Housing Market Showing Signs of Bubble
According to a report recently released by investment firm Edward Jones, Canada’s real estate market is showing two of the three characteristics of a housing bubble.
The report said that “despite recent economic strength”, the price of real estate has outpaced the economy including “unemployment trends and Gross Domestic Product Growth”.
According to Edward Jones, the three characteristics of a real estate bubble are:
- overvalued house prices
- easy access to credit
- lax regulation.
We’ve definitely got the first two conditions met. That is, unless you think that a $1 million bungalow in Vancouver isn’t overvalued and that historic low interest rates didn’t allow thousands of people access to practically free money.

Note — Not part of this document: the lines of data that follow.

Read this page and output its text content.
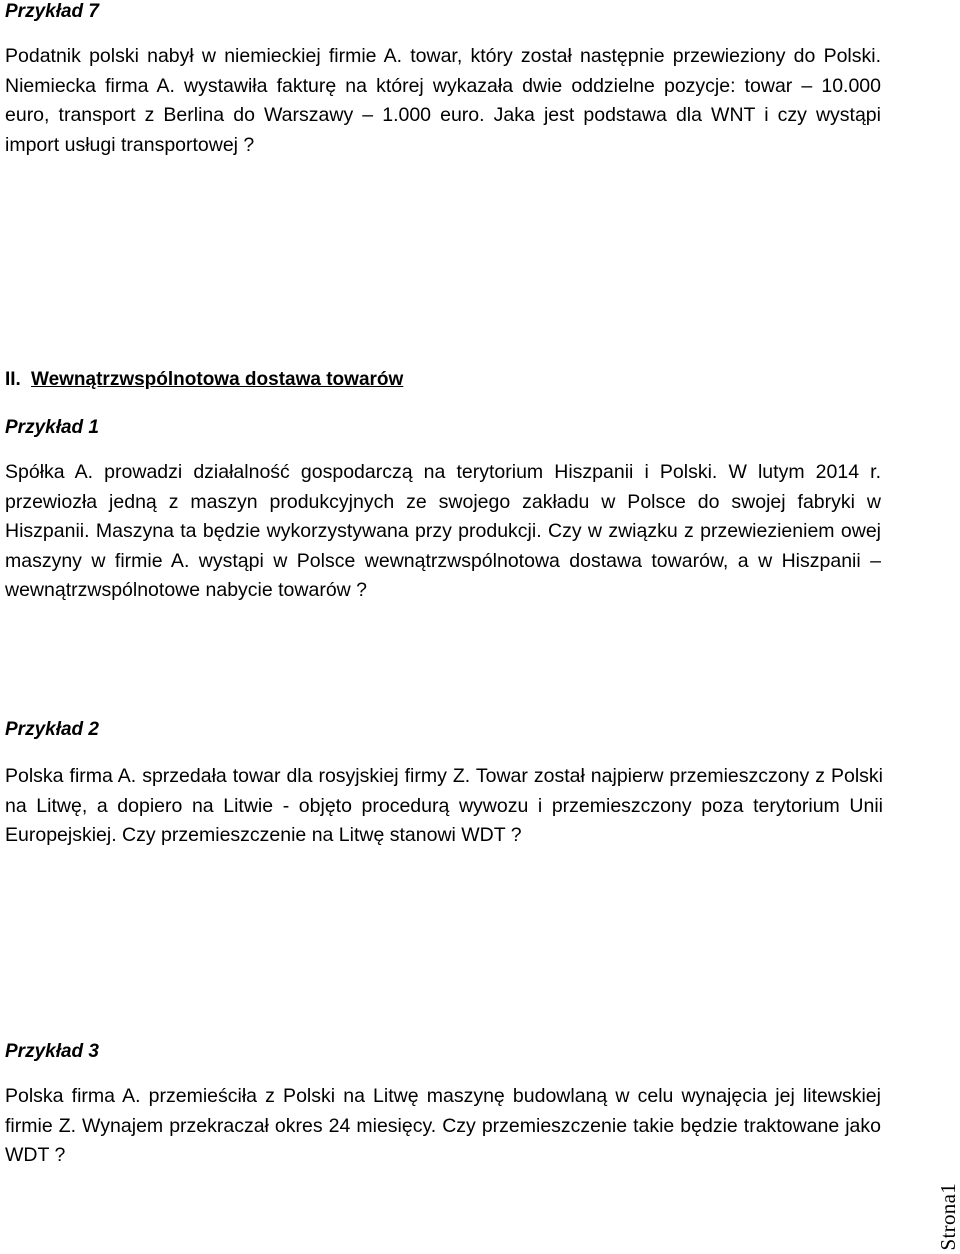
Przykład 7

Podatnik polski nabył w niemieckiej firmie A. towar, który został następnie przewieziony do Polski. Niemiecka firma A. wystawiła fakturę na której wykazała dwie oddzielne pozycje: towar – 10.000 euro, transport z Berlina do Warszawy – 1.000 euro. Jaka jest podstawa dla WNT i czy wystąpi import usługi transportowej ?

II. Wewnątrzwspólnotowa dostawa towarów
Przykład 1

Spółka A. prowadzi działalność gospodarczą na terytorium Hiszpanii i Polski. W lutym 2014 r. przewiozła jedną z maszyn produkcyjnych ze swojego zakładu w Polsce do swojej fabryki w Hiszpanii. Maszyna ta będzie wykorzystywana przy produkcji. Czy w związku z przewiezieniem owej maszyny w firmie A. wystąpi w Polsce wewnątrzwspólnotowa dostawa towarów, a w Hiszpanii – wewnątrzwspólnotowe nabycie towarów ?

Przykład 2

Polska firma A. sprzedała towar dla rosyjskiej firmy Z. Towar został najpierw przemieszczony z Polski na Litwę, a dopiero na Litwie - objęto procedurą wywozu i przemieszczony poza terytorium Unii Europejskiej. Czy przemieszczenie na Litwę stanowi WDT ?

Przykład 3

Polska firma A. przemieściła z Polski na Litwę maszynę budowlaną w celu wynajęcia jej litewskiej firmie Z. Wynajem przekraczał okres 24 miesięcy. Czy przemieszczenie takie będzie traktowane jako WDT ?

Strona1
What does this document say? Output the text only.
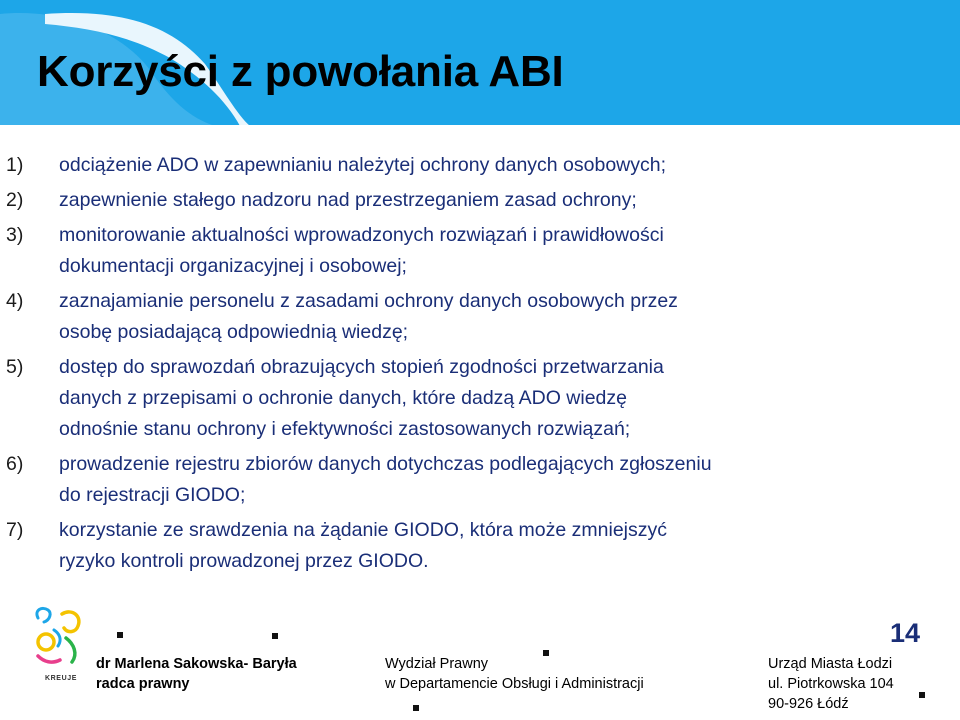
Korzyści z powołania ABI
1)	odciążenie ADO w zapewnianiu należytej ochrony danych osobowych;
2)	zapewnienie stałego nadzoru nad przestrzeganiem zasad ochrony;
3)	monitorowanie aktualności wprowadzonych rozwiązań i prawidłowości
dokumentacji organizacyjnej i osobowej;
4)	zaznajamianie personelu z zasadami ochrony danych osobowych przez
osobę posiadającą odpowiednią wiedzę;
5)	dostęp do sprawozdań obrazujących stopień zgodności przetwarzania
danych z przepisami o ochronie danych, które dadzą ADO wiedzę
odnośnie stanu ochrony i efektywności zastosowanych rozwiązań;
6)	prowadzenie rejestru zbiorów danych dotychczas podlegających zgłoszeniu
do rejestracji GIODO;
7)	korzystanie ze srawdzenia na żądanie GIODO, która może zmniejszyć
ryzyko kontroli prowadzonej przez GIODO.
KREUJE
14
dr Marlena Sakowska- Baryła
radca prawny
Wydział Prawny
w Departamencie Obsługi i Administracji
Urząd Miasta Łodzi
ul. Piotrkowska 104
90-926 Łódź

As for the third characteristic, finance minister Jim Flaherty is feeling confident that the government has that base covered with the recent changes to the lending criteria for mortgages. Throw in rising interest rates and the HST being introduced to British Columbia and Ontario later this spring and the real estate market should slow down.
Chief economist at Gluskin Sheff + Associates, David Rosenberg, recently cautioned about a “looming real estate-related slowdown”, although he doesn’t predict as dramatic a bubble as that experienced in the United States. Interestingly though, Rosenberg proposed that Canada may have already experienced its bubble in the past year.
Meanwhile Bank of Canada Governor, Mark Carney, testified recently that the real estate market will weaken in the second quarter of 2010, basically saying that the central bank is not worried about the possibility of a housing bubble at this point.
The difficult thing about real estate bubbles is that you can only see them in hindsight. Is Rosenberg correct in thinking that it’s possible that we’re already past the worst of the bubble? Whether he is or not, the speculation continues.